NORFOLK, Va. (WAVY) — The day after three women were shot and killed and two others injured at the hands of a 19-year-old suspect, Norfolk Police Chief Larry Boone gave an impassioned and raw speech that once again called for action.
“I am so sick and tired of saying the same old, same old. Each and every last one of you knows what drives this,” Boone said in his trademark booming voice.
Being direct and emphatic is nothing new for Boone. He has long lamented about the lack of action on the nation’s gun violence problem. Particularly, he often highlights the carnage it causes in the Black community.
“If this was a tragic event involving officers, this whole damn street would be packed,” Boone said, addressing several dozen people who gathered in the Young Terrace community Thursday afternoon. “And it should be, it should be. But this should be too.”
On Thursday afternoon, Boone, the mayor, other lawmakers, police and community members walked the public housing complex in a showing of solidarity.
“[Journalists] report on it, as you should.
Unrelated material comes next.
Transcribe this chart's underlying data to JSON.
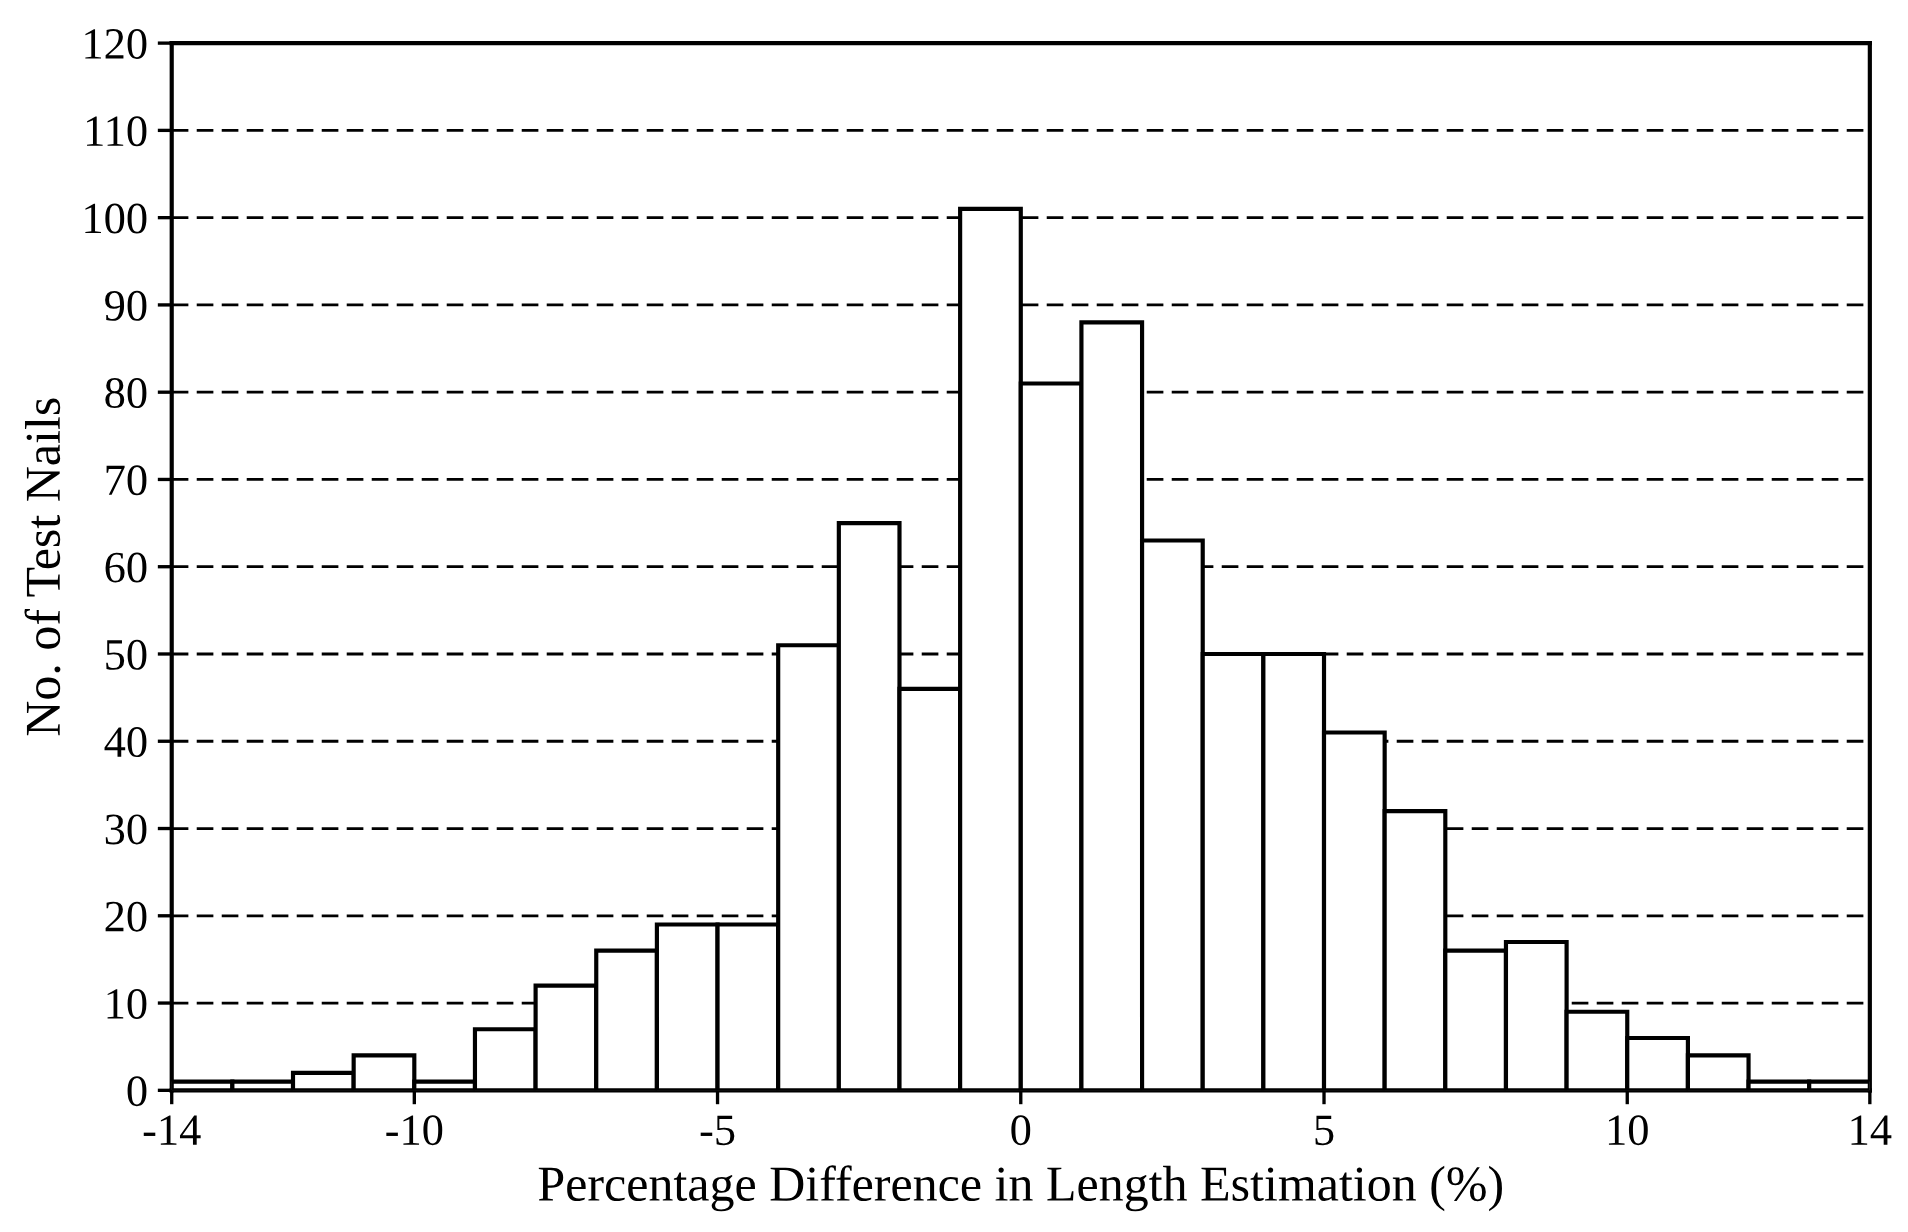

We’ll talk about it, as you should, and then 24 to 48 hours later nothing until the next one and we do it all over again. In the last 30 years here in this city, there has been over a thousand homicides, gun violence — 890 or so, give or take, were Black men. We would turn this city upside down if it was anybody else,” Boone said.
All victims and the suspect in Wednesday’s shooting were Black.
Even though Boone said the motives behind the shooting was domestic-related, he used the term “mass shooting” in an effort to draw more attention to the situation. The FBI defines mass shooting as an incident where four or more people are shot in the same location.
“How long are we going to be performative and say pretty words? Where’s the action? It’s not their fault this situation was created years ago strategically, and it’s going to take some strategic action to undo it from all of us,” Boone said.
Young Terrace is one of three public housing complexes slated to be redeveloped under the larger St. Paul’s redevelopment plan. The goal is to increase the quality of life for the 1,700 families that currently call the aging St. Paul’s community home and leave behind the neighborhoods’ poverty-stricken past.
However, that won’t come fast enough. Boone zeroed in on how children witnessed the shooting.
“It breaks my heart to look at those young kids over there. Trying to process what they are looking at. I have 30 years’ police experience. That shook my core. I can only imagine what it did to those kids,” Boone said. “We’re going to right this ship. It may not happen in my watch but God damn it, it’s going to start on my watch.”